7.Bölüm-ŞÜPHELİ KOMŞU!

608 34 103
                                    

Ve yine ve yeniden ben evet biliyorum fazlasıyla gecikti ama  yani ne yapayım akışını bozmak istemiyorum hikayenin. Ben genelde bu kitabı yazarken yada kitap yazarken ilk aklıma gerçekten hiçbir şey gelmiyor, sonra azıcık bir kısmını düşünüp yazmaya başlayınca kesinlikle aklımdaki olmuyor, yani daha güzeli oluyor. Bir anda iki binlik yada binlik bir bölüm çıkıyor ortaya. Daha bir sürü yaşanacak şey var bu kitapta yani daha başındayız. Kitabıma yeni gelenler var, sizlere çok teşekkür ederim, hoş geldiniz ve beğeniyorsanız ne mutlu bana 😍😍😍💙💙💙💙💙💙😍😇

Bu bölüme özel iki söz bıraktım buraya. Çünkü büyük ihtimalle siz bunu okurken 1K olmuşuzdur. Hepinize çok teşekkür ederim, sevdiyseniz ne mutlu bana!!🥳🥳 Çok mutlu oldum gerçekten böyle bir şey beklememiştim 🥳🥳🥳🥳

iyi okumalar..

"Vedalar zor olsa da bazen gitmek gerekir..🐺"

"Bu vatan toprağın kara bağrında sıra dağlar gibi duranlarındır. Bir tarih boyunca, onun uğrunda, kendini tarihe verenlerindir! 💪🐺"

UMAY ÖZTÜRK'DEN..

"Komutanım, Komutanım açın gözünüzü!"  deyip hızla vurulmuş Emir komutanın yanına çöktüm. 

"Allah kahretsin!! Eren komutanım şuraya bakın!" dediğinde Eren komutan hızla Han'ın yanına gitti. "LAN! BİR BİTMEDİNİZ LAN!!" dediğinde anlamıştım aslında teröristler geliyordu.

Eren komutan hızla bizim yanımıza gelip sağlık çantasını çıkardı. "Umay! sen Han'ın yanına git! diğerleri zaten birleştiler çoktan hadi Umay! Ne olursa olsun yaklaştırmayın onları!" dediğinde başımı sallayıp yerden kalktım ve hızla silahımı alıp Han'ın yanına gittim.

Onun siper aldığı kayaya çok yakın olan bir diğer kayanın arkasına saklandım. Dürbünle baktığımızda yaklaşık üç araba olduğunu gördüm. Keskin nişancımız yani ozan hızla yüksek bir yerlere tırmandı. Sadece gidecekler mi? yoksa buraya mı gelecekler? diye bakarken bir anda bizim ortamıza sert bir şey düştü  ve ardından bomba sesi...

Nefes nefese uyandığımda yatağımda doğruldum. Kimse yoktu ve ben odamdaydım, o zaman sadece rüyaydı. Hızla sağlam olan elimle yatağımın yanındaki sürahiye uzandığımda sürahinin boş olduğunu gördüm. Ayaklanıp silahımı belime taktım ve sürahiyi alıp mutfağa gittim.

Tek elimle çeşmeden sürahimi doldurmaya başladığımda gelen seslerle kaşlarımı çattım. Çeşmeyi kapatmadan, içeri gittim ve salondaki perdeyi aralayıp camdan dışarı bakmaya başladım. Ama kimse yoktu, sesler yakınlaştığında bu sefer sağlam olan elimle belimdeki silahı tutup kapının dürbününden baktığımda yine kimse yoktu. 

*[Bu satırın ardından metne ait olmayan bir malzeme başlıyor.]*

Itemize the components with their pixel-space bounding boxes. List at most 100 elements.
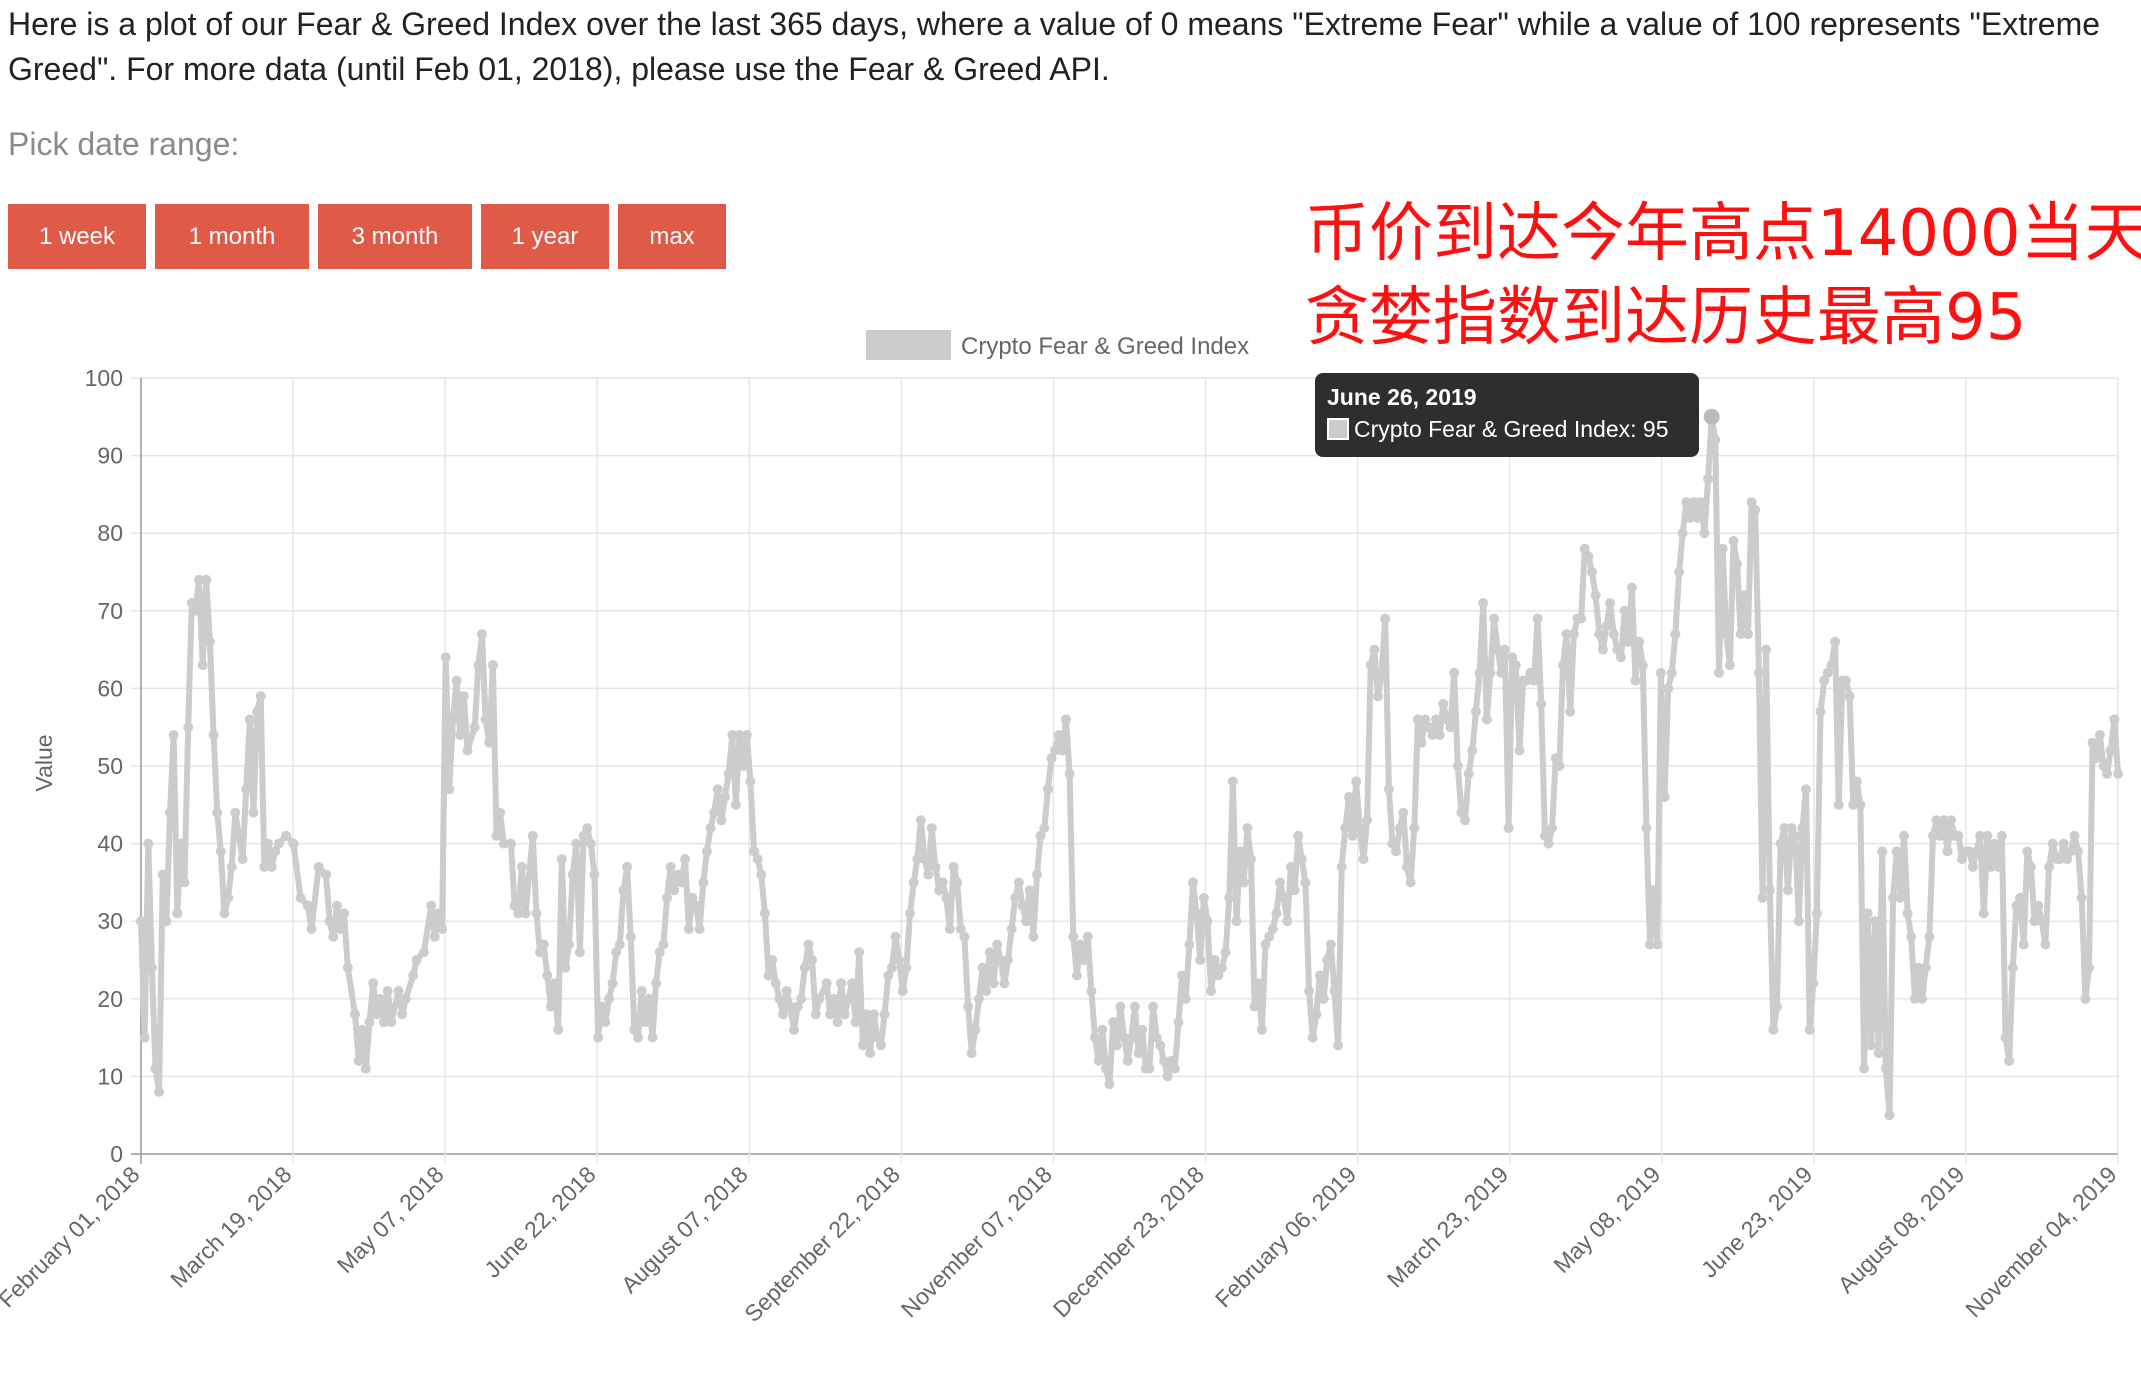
data-point: [1623, 636, 1634, 647]
data-point: [1953, 830, 1964, 841]
data-point: [1583, 551, 1594, 562]
data-point: [992, 939, 1003, 950]
data-point: [339, 908, 350, 919]
data-point: [2040, 939, 2051, 950]
data-point: [364, 1017, 375, 1028]
data-point: [915, 815, 926, 826]
data-point: [1931, 815, 1942, 826]
data-point: [865, 1048, 876, 1059]
data-point: [966, 1048, 977, 1059]
data-point: [1300, 877, 1311, 888]
data-point: [1086, 986, 1097, 996]
data-point: [1398, 807, 1409, 818]
data-point: [778, 1009, 789, 1020]
data-point: [1775, 838, 1786, 849]
data-point: [1815, 706, 1826, 717]
data-point: [745, 776, 756, 787]
data-point: [1880, 1063, 1891, 1074]
data-point: [611, 947, 622, 958]
data-point: [1373, 691, 1383, 702]
data-point: [1169, 1063, 1180, 1074]
data-point: [1314, 970, 1325, 981]
data-point: [1329, 986, 1340, 996]
data-point: [1855, 799, 1866, 810]
data-point: [350, 1009, 360, 1020]
data-point: [1655, 667, 1666, 678]
data-point: [1093, 1055, 1104, 1066]
data-point: [1616, 652, 1626, 663]
data-point: [1217, 962, 1227, 973]
data-point: [1191, 908, 1202, 919]
data-point: [1521, 675, 1532, 686]
data-point: [1177, 970, 1188, 981]
data-point: [1206, 986, 1217, 996]
data-point: [1220, 947, 1231, 958]
data-point: [411, 955, 422, 965]
x-tick-label: November 04, 2019: [1960, 1161, 2121, 1322]
date-range-label: Pick date range:: [8, 126, 240, 162]
data-point: [448, 714, 458, 725]
data-point: [1010, 892, 1021, 903]
data-point: [1884, 1110, 1895, 1121]
data-point: [709, 807, 720, 818]
data-point: [2018, 939, 2029, 950]
range-3-month-button[interactable]: 3 month: [318, 204, 472, 269]
data-point: [832, 1017, 843, 1028]
data-point: [2094, 730, 2105, 740]
data-point: [535, 947, 545, 958]
data-point: [1275, 877, 1285, 888]
data-point: [313, 861, 324, 872]
data-point: [872, 1032, 883, 1043]
data-point: [1260, 939, 1271, 950]
data-point: [716, 815, 727, 826]
data-point: [687, 892, 698, 903]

Son çare olarak yavaşça kapıyı açtım ve gördüğüm şeyle hemen silahımın üzerindeki elimi çektim. 

"Ne oldu hanımefendi?" dediğinde kafamı iki yana salladım. "Yok bir şey. Çöpü kapının önüne koyacaktım da" dediğimde kumral saçlı, yeşil gözlü ve buğday tenli adamdı..

 sadece "Çöp?" sorar gibi konuşup elimi işaret edince içeri geri girip kapının yanındaki çöpü kapının önüne koydum.

Sonunda anahtarıyla kapıyı açınca içeri girdi, o buradayken her hareketini izlemiştim. Gecenin üçünde bir insan neden eve gelir ki! İşten geliyor olabilir ama hiç öyle bir havası yoktu. Kaşlarımı havaya kaldırıp içeri girdim. Daha sonra sürahime doldurduğum suyu bardağıma koydum ve içtim. Sürahimle birlikte salona geçtim, sürahiyi sehpaya koydum, kumandayı alıp koltuğa uzandım.